"Saçmalamayın!" dedim sinir bozukluğu ile karışık gülerken. "Ne dediğinizin farkında mısınız? Ben hiçbir şeyi unutmadım. Unutsam anlardım!" Kulağa inandırıcı gelmediğinin farkındaydım.
Doktorun beni dinlediği bile yoktu. Boyuna sinir bozucu bir şekilde elindeki dosyada bir şeyler karalıyordu. Annem doktorun başında dikilip duruyordu. Yüzündeki telaşı silinmiş gibiydi. Hafıza kaybı yaşamama çok da üzülmüş gibi durmuyordu. Ki öyle bir kayıp yaşamadığımdan emindim. Böyle bir şeyin olması imkansızdı.
Doktorun hiçbir açıklama yapmadığı her saniyede endişem biraz daha artıyor. Telaşa kapılmaya başlıyordum.
"Biriniz bana burada ne olduğunu anlatabilir mi?" diye bağırdım en sonunda gücümün el verdiği kadar. Halam omzumu okşadı. Bu beni deli ediyordu.
Doktor elindeki dosyayı kapattıktan sonra, sanki üç yaşındaki bir çocukmuşum gibi bana gülümsedi ve "Her şeyi açıklayacağız tatlım. Ama emin olmak için ilk önce bazı testleri yapmamız şart."
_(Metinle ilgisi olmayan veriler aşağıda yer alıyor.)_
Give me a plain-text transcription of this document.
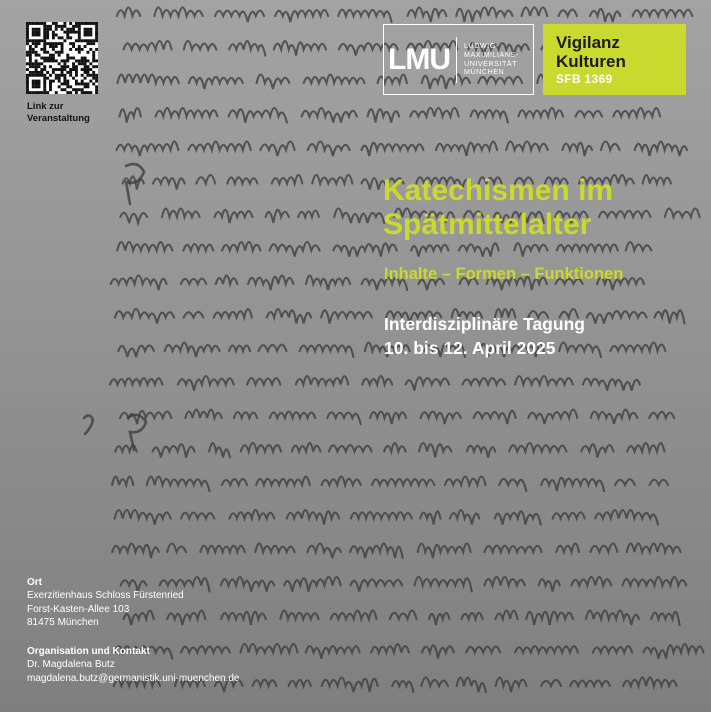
Link zur
Veranstaltung
LMU	LUDWIG-
MAXIMILIANS-
UNIVERSITÄT
MÜNCHEN
Vigilanz
Kulturen
SFB 1369
Katechismen im
Spätmittelalter
Inhalte – Formen – Funktionen
Interdisziplinäre Tagung
10. bis 12. April 2025
Ort
Exerzitienhaus Schloss Fürstenried
Forst-Kasten-Allee 103
81475 München
Organisation und Kontakt
Dr. Magdalena Butz
magdalena.butz@germanistik.uni-muenchen.de
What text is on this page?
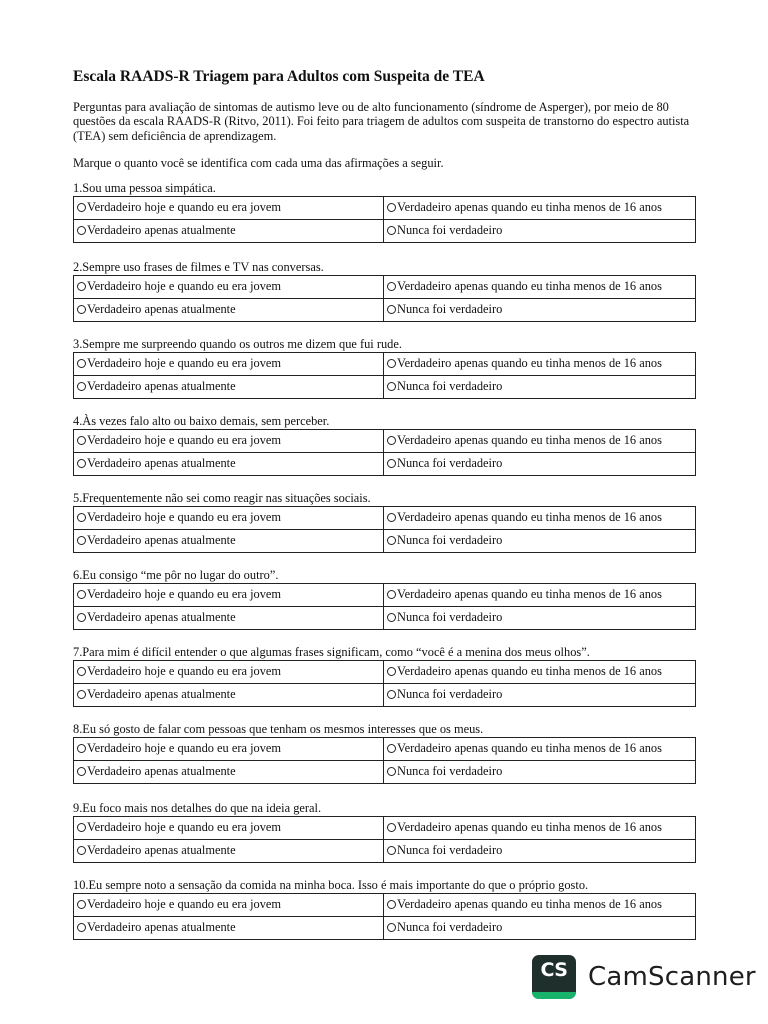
Escala RAADS-R Triagem para Adultos com Suspeita de TEA
Perguntas para avaliação de sintomas de autismo leve ou de alto funcionamento (síndrome de Asperger), por meio de 80 questões da escala RAADS-R (Ritvo, 2011). Foi feito para triagem de adultos com suspeita de transtorno do espectro autista (TEA) sem deficiência de aprendizagem.
Marque o quanto você se identifica com cada uma das afirmações a seguir.
1.Sou uma pessoa simpática.
Verdadeiro hoje e quando eu era jovem	Verdadeiro apenas quando eu tinha menos de 16 anos

Verdadeiro apenas atualmente	Nunca foi verdadeiro
2.Sempre uso frases de filmes e TV nas conversas.
Verdadeiro hoje e quando eu era jovem	Verdadeiro apenas quando eu tinha menos de 16 anos

Verdadeiro apenas atualmente	Nunca foi verdadeiro
3.Sempre me surpreendo quando os outros me dizem que fui rude.
Verdadeiro hoje e quando eu era jovem	Verdadeiro apenas quando eu tinha menos de 16 anos

Verdadeiro apenas atualmente	Nunca foi verdadeiro
4.Às vezes falo alto ou baixo demais, sem perceber.
Verdadeiro hoje e quando eu era jovem	Verdadeiro apenas quando eu tinha menos de 16 anos

Verdadeiro apenas atualmente	Nunca foi verdadeiro
5.Frequentemente não sei como reagir nas situações sociais.
Verdadeiro hoje e quando eu era jovem	Verdadeiro apenas quando eu tinha menos de 16 anos

Verdadeiro apenas atualmente	Nunca foi verdadeiro
6.Eu consigo “me pôr no lugar do outro”.
Verdadeiro hoje e quando eu era jovem	Verdadeiro apenas quando eu tinha menos de 16 anos

Verdadeiro apenas atualmente	Nunca foi verdadeiro
7.Para mim é difícil entender o que algumas frases significam, como “você é a menina dos meus olhos”.
Verdadeiro hoje e quando eu era jovem	Verdadeiro apenas quando eu tinha menos de 16 anos

Verdadeiro apenas atualmente	Nunca foi verdadeiro
8.Eu só gosto de falar com pessoas que tenham os mesmos interesses que os meus.
Verdadeiro hoje e quando eu era jovem	Verdadeiro apenas quando eu tinha menos de 16 anos

Verdadeiro apenas atualmente	Nunca foi verdadeiro
9.Eu foco mais nos detalhes do que na ideia geral.
Verdadeiro hoje e quando eu era jovem	Verdadeiro apenas quando eu tinha menos de 16 anos

Verdadeiro apenas atualmente	Nunca foi verdadeiro
10.Eu sempre noto a sensação da comida na minha boca. Isso é mais importante do que o próprio gosto.
Verdadeiro hoje e quando eu era jovem	Verdadeiro apenas quando eu tinha menos de 16 anos

Verdadeiro apenas atualmente	Nunca foi verdadeiro
CS CamScanner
Ve sonra bir dizi testten geçirildim. Filmler çekildi, kan testleri, MRI, abuk subuk taramalar yapıldı. Üstelik kimse ne olduğunu söylemiyordu! Sanki bir makineydim ve doktorların elinde bir o yana bir bu yana yollanıyordum. Delirmek üzereydim. Hepsinin kocaman bir şaka olmasını istiyordum.
Üstelik abimi hala görememiştim. Belki de şimdi kapının arkasından çıkıp hepsini onun düzenlediğini söyleyip beni sinir etmeye çalışacaktı. Farkında olmadan ağlamaya başlamıştım. Bunun nereden çıktığını bilmiyordum. Belki de sinir bozukluğundandı.
Akşam üstü olmuştu ve odada tek başıma birilerinin gelip artık beni bu oyundan çıkarmasını bekliyordum. Üstelik kollarıma bakmak istemiyordum. Beni korkutuyorlardı. Oda da kollarımla başbaşaydım.
Sonunda telaşla gözlediğim kapı açıldı ve uyandığımdan beri ilk kez gördüğüm babam içeri girdi. Üzerinde takım elbisesi vardı. İşlerinden anca zaman ayırıp buraya geldiği belliydi. Onu gördüğüme sevindiğimi söyleyemezdim. Ama nasıl olup da bana zaman ayırdığına şaşırmıştım.
Yanıma kadar geldi ve elindeki çikolata kutusunu başucumdaki komidine koydu. Babama sinir olabilirdim ama bir kutu Milka almayı akıl ettiği için en azından annemin önüne geçmişti. Abim ortaya çıkmadan hepsini bitirmeliyim diye düşündüm. Ama bu bile neşemi yerine getirmiyordu.
Babam daha tek kelime etmeden içeri doktor ve annem girdi. O anda babamın bariz bir şekilde gerildiğini fark ettim. Annemi görünce hemen kafasını başka yöne çevirdi. Annem de büyük bir hoşnutsuzluk içinde gözlerini devirdi. Ama şu an bunu düşünecek halde değildim. Doktorun gözlerinin içine yalvarırcasına bakıyordum.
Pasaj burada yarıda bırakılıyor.